POINT PLEASANT BEACH, N.J. — American taxpayers helped pay for the sand on the Maryland Avenue beach, a popular spot on the New Jersey shore that was devastated by Superstorm Sandy and that has since been rebuilt and maintained with federal money.
Slated to reopen in mid-May, the plan was for only residents of Point Pleasant Beach to use it, at least at first.
But on Friday afternoon, New Jersey’s governor threw cold water on that plan, which is also being used by some shore towns around the country as they inch back toward resuming normal activities in the midst of the coronavirus outbreak.
Democratic Gov. Phil Murphy said reopening public beaches is a local decision. But in doing so, he said, the entire public has to be allowed on the sand.
“A township cannot actually legally restrict folks from outside of their township,” Murphy said. “So that’s not actually within their right to do so.”
From Maine to Florida, officials in some towns say the restrictions are a necessary first step to see if limited beach crowds comply with distancing requirements; the answer will go a long way toward deciding when, or even if, the beaches will be opened up to everyone.
Paul Kanitra, the Republican mayor of Point Pleasant Beach, said earlier this week he felt confident that local, state and federal emergency declarations gave his town the authority to open its beaches as it saw fit to protect people from the virus.
He was surprised to hear Murphy’s directive on Friday.
“I’ve yet to see a solution from them to protect our town from areas where the virus is still raging,” Kanitra said. “If there’s no legal protection from forcing the virus on us, there’s no way we can accept that. It’s irresponsible.”
Long-established law in New Jersey, including a 1984 state Supreme Court ruling, says public beaches must be open to everyone, not just local residents. But these are not normal circumstances. New Jersey has the second-largest number of coronavirus cases in the nation, trailing only New York. Officials in the Jersey Shore towns of Ship Bottom, Harvey Cedars and Long Beach Township also designated their beaches as residents-only.
But critics say the restrictions almost certainly violate federal and state laws governing equal protection, creating two classes of citizens with different rights based solely upon where they live.
“How can it be constitutional that a person who lives near the beach can go on it, but a person who lives a few blocks away across the town line can’t?” asked Ralph Coscia, president of Citizens Right To Access Beaches.
Beaches elsewhere are imposing similar restrictions, including Fort Myers Beach and Key West in Florida. Sheriff’s officers are stopping traffic at highway checkpoints leading into Monroe County, which includes the Keys and turning around nonresidents without a valid business purpose to enter the county at least until June.

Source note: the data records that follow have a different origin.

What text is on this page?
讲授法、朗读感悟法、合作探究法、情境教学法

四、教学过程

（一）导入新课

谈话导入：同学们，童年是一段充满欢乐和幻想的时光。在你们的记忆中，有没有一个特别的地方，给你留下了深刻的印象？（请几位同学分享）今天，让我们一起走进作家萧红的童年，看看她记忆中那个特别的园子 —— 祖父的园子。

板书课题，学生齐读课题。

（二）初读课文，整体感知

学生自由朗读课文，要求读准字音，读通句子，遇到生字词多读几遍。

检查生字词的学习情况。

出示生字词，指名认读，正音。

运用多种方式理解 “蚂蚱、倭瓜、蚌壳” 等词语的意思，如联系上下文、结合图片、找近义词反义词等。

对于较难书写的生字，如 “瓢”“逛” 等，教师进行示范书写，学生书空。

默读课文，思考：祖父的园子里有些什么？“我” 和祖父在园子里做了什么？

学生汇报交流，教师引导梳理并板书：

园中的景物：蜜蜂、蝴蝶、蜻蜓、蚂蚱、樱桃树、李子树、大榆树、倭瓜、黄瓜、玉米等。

Others tried a residents-only policy for a while, but then dropped it, including North Haven, an island off the coast of Maine; and the North Carolina towns of Oak Island, Emerald Isle, and Atlantic Beach.
Atlantic Beach Mayor Trace Cooper said his town avoided questions of constitutionality and public trust requirements by prohibiting parking near the beach, a situation that remained in place for about three weeks.
“We never closed the beach or stood on the sand checking IDs,” he said. “We just closed the parking lots.”
South Carolina Gov. Henry McMaster ordered all public beach access closed March 30, while people with property on the beach could still enjoy the sand and water. He rescinded that order about three weeks later, leaving the decision on public access points up to local governments.
In Point Pleasant Beach, the residents-only plan has divided the town, as well as its nearby neighbors who use the beaches and patronize the restaurants and the boardwalk attractions.
Many year-round residents strongly favor the ban on outsiders. The mayor agrees. He said that as of Friday, Point Pleasant Beach had 31 virus cases in a year-round population of about 4,500, and could see that number spike if large crowds from areas where the virus is more prevalent come to town.
“My residents would lose their minds to know we’d be opening up to all of that,” Kanitra said.
He considered, then rejected, a proposal to set a limit on how many people could be allowed on the beach, regardless of where they come from, and halt access once that number is reached. People would quickly learn that they had to get there early, and would begin lining up hours before the opening time, creating the very lines sand crowding the policy seeks to avoid, Kanitra said.